Background: Easy identification of immunocompromised hosts (ICH) would allow for stratification of culture results based on host type. Methods: We utilized antimicrobial stewardship (ASP) team notes written during handshake stewardship rounds in the pediatric intensive care unit as the gold standard for host status; clinical notes from the primary team, medication orders during the encounter, problem list and billing diagnoses documented prior to the ASP documentation were extracted to develop models that predict host status.
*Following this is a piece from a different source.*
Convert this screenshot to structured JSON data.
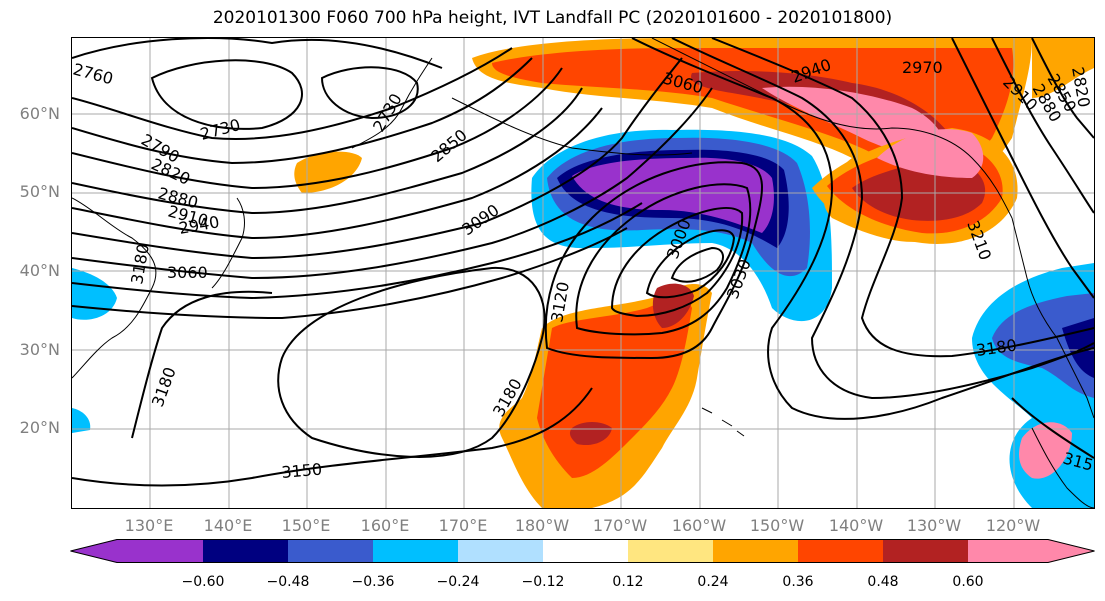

We calculated performance for three models based on diagnoses/medications, with and without natural language processing from clinical notes. The susceptibility of pathogens causing bacteremia to commonly used empiric antibiotic regimens was then stratified by host status. Results: We identified 844 antimicrobial episodes from 666 unique patients; 160 (18.9%) were identified as an ICH. We randomly selected 675 initiations (80%) for model training and 169 initiations (20%) for testing. A rule-based model using diagnoses and medications alone yielded sensitivity of 0.87 (08.6-0.88), specificity of 0.93 (0.92-0.93), and positive predictive value (PPV) of 0.74 (0.73-0.75). Adding clinical notes into XGBoost model led to improved specificity of 0.98 (0.98 - 0.98) and PPV of 0.9 (0.88 - 0.91), but with decreased sensitivity 0.77 (0.76 - 0.79). There were 77 bacteremia episodes during the study period identified and a host specific visualization was created. Conclusions: An EHR phenotype based on notes, diagnoses and medications identifies ICH in the PICU with high specificity.